Chapter 2: Mathematical and Statistical Foundations

Probability, distributions, and the logic of inference

NoteLearning Objectives

By the end of this chapter you will be able to:

  • Describe the key distributions used in regression inference: Normal, \(t\), \(F\), \(\chi^2\)
  • Apply the logic of hypothesis testing: null hypothesis, test statistic, p-value, and decision rule
  • Construct and interpret confidence intervals
  • Simulate and visualise statistical distributions in R

1 Probability and Random Variables

1.1 Discrete Random Variables

A discrete random variable \(X\) takes a countable set of values \(\{x_1, x_2, \ldots\}\). Its probability mass function (PMF) assigns probability to each value: \(p(x_k) = P(X = x_k) \geq 0\), with \(\sum_k p(x_k) = 1\).
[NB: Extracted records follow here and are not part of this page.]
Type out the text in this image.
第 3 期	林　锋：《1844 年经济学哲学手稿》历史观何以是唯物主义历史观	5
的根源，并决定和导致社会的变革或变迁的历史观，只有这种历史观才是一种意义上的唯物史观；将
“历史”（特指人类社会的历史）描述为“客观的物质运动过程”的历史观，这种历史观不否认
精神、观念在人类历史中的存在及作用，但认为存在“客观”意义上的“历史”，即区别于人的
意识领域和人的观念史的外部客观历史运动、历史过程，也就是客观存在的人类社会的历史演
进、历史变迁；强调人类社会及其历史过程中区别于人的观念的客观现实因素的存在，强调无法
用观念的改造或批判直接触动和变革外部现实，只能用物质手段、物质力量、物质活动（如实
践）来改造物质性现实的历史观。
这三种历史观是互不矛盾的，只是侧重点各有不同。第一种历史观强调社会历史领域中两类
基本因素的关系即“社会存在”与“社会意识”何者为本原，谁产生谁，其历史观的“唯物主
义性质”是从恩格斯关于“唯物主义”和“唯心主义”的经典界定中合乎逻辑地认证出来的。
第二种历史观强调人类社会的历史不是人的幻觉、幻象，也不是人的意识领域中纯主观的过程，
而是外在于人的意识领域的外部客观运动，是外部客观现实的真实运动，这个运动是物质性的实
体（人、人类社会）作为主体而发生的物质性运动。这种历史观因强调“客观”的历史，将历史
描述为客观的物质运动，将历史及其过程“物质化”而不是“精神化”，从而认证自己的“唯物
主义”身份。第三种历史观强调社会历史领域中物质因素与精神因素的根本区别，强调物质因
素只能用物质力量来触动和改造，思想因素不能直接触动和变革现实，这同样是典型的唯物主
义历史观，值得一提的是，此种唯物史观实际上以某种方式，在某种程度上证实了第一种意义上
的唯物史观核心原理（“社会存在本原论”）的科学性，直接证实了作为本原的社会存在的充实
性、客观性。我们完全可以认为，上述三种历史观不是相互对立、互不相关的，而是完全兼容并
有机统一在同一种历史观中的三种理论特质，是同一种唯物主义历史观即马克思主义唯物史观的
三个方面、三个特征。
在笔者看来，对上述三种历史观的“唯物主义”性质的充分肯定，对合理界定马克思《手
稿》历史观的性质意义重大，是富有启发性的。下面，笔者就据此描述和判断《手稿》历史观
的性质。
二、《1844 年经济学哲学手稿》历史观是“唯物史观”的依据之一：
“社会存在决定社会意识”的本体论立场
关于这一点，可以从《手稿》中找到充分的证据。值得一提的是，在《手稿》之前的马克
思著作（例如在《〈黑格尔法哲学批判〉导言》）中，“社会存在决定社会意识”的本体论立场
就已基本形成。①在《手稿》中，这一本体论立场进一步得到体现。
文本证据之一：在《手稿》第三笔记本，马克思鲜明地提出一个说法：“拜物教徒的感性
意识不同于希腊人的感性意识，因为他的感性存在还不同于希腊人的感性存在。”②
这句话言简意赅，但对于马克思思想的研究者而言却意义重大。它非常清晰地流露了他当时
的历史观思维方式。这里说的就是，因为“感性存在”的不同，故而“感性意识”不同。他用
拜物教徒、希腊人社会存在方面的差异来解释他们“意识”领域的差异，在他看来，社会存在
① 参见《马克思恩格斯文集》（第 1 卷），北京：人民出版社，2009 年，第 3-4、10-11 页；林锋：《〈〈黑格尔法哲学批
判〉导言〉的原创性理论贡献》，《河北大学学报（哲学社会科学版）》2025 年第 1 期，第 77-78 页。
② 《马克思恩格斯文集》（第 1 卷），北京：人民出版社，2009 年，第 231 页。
Expected value is the probability-weighted average: \[E[X] = \sum_k x_k \cdot P(X = x_k) = \sum_k x_k p(x_k)\]

Example: A fair die. \(E[X] = 1 \cdot \frac{1}{6} + 2 \cdot \frac{1}{6} + \cdots + 6 \cdot \frac{1}{6} = 21/6 = 3.5\).

Properties of expectation (linearity): \[E[aX + b] = aE[X] + b, \qquad E[X + Y] = E[X] + E[Y]\]

Note: \(E[g(X)] \neq g(E[X])\) in general (Jensen’s inequality). For example, \(E[X^2] \neq (E[X])^2\) unless \(X\) is constant.

1.2 Variance: Derivation of the Computing Formula

Variance measures the average squared deviation from the mean: \[\text{Var}(X) = E[(X - \mu)^2] \qquad \text{where } \mu = E[X]\]

Derivation of the computing formula. Expand \((X - \mu)^2 = X^2 - 2\mu X + \mu^2\):

\[\text{Var}(X) = E[X^2 - 2\mu X + \mu^2] = E[X^2] - 2\mu E[X] + \mu^2 = E[X^2] - 2\mu^2 + \mu^2\]

\[\boxed{\text{Var}(X) = E[X^2] - \mu^2 = E[X^2] - (E[X])^2}\]

This computing formula is often more convenient than applying the definition directly.

Properties of variance: \[\text{Var}(aX + b) = a^2 \text{Var}(X)\] \[\text{Var}(X + Y) = \text{Var}(X) + \text{Var}(Y) + 2\text{Cov}(X, Y)\]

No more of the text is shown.